Centre for Plant Integrative Biology, University of Nottingham, LE12 5RD, UK; School of Biosciences, University of Nottingham, LE12 5RD, UK.
Centre for Plant Integrative Biology, University of Nottingham, LE12 5RD, UK; School of Biosciences, University of Nottingham, LE12 5RD, UK; Integrated Molecular Plant Physiology Research, Biology Department, Antwerp University, Groenenborgerlaan 171, 2020 Antwerp, Belgium.
Curr Biol. 2017 Sep 11;27(17):R919-R930. doi: 10.1016/j.cub.2017.06.043.

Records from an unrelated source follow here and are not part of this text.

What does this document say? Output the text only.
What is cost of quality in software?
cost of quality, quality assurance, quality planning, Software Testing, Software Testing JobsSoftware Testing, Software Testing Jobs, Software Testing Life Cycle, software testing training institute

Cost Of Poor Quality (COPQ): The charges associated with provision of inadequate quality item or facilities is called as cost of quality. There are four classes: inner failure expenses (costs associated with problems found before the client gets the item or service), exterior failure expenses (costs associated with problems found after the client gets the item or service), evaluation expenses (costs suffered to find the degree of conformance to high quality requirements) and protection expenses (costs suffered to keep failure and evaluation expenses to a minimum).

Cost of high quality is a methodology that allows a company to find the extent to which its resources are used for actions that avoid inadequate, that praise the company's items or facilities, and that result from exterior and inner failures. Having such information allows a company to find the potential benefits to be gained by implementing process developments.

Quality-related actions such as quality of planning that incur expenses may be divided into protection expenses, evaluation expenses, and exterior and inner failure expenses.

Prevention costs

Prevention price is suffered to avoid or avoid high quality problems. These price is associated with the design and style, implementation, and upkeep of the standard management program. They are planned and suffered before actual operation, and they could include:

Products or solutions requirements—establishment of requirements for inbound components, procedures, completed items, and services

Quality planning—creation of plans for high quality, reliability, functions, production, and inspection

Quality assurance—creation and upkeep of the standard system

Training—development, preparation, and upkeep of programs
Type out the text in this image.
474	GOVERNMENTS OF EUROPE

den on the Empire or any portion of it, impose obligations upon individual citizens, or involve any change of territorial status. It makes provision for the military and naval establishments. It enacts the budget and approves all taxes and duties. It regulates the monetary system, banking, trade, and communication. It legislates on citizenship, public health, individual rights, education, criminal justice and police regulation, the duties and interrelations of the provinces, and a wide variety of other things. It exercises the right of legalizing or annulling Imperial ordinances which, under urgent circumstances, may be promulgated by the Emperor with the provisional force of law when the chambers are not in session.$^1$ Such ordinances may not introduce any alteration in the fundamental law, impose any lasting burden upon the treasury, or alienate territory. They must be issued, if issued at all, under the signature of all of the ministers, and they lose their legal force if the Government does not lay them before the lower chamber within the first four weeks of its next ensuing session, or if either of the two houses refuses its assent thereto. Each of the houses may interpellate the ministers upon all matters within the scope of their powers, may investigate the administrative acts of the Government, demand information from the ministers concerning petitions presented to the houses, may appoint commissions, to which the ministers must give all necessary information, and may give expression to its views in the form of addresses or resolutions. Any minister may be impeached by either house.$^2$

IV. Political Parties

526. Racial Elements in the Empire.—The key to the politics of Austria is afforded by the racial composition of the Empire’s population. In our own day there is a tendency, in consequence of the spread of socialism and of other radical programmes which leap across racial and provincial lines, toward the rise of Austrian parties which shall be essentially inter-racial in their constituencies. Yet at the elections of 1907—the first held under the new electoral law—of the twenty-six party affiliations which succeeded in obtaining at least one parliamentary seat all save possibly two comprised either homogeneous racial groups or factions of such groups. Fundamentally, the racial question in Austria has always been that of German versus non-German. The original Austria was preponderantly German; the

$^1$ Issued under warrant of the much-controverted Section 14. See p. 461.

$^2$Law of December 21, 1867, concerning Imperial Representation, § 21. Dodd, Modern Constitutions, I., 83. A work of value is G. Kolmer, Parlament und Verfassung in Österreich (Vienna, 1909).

Plants are sessile organisms rooted in one place. The soil resources that plants require are often distributed in a highly heterogeneous pattern. To aid foraging, plants have evolved roots whose growth and development are highly responsive to soil signals. As a result, 3D root architecture is shaped by myriad environmental signals to ensure resource capture is optimised and unfavourable environments are avoided. The first signals sensed by newly germinating seeds - gravity and light - direct root growth into the soil to aid seedling establishment. Heterogeneous soil resources, such as water, nitrogen and phosphate, also act as signals that shape 3D root growth to optimise uptake. Root architecture is also modified through biotic interactions that include soil fungi and neighbouring plants. This developmental plasticity results in a 'custom-made' 3D root system that is best adapted to forage for resources in each soil environment that a plant colonises.
植物是扎根于一处的固着生物。植物所需的土壤资源通常呈高度异质分布模式。为了便于觅食,植物进化出了对土壤信号高度敏感的根系,其生长和发育受土壤信号的影响很大。因此,无数环境信号塑造了三维根系结构,以确保资源的获取得到优化,并避免不利环境。新萌发种子首先感知到的信号——重力和光——引导根系向土壤中生长,以帮助幼苗建立。不均匀的土壤资源,如水分、氮和磷,也作为信号,塑造三维根系生长,以优化吸收。根系结构也通过包括土壤真菌和邻近植物在内的生物相互作用进行修改。这种发育可塑性导致了一种“定制”的三维根系系统,最适合在植物定植的每个土壤环境中寻找资源。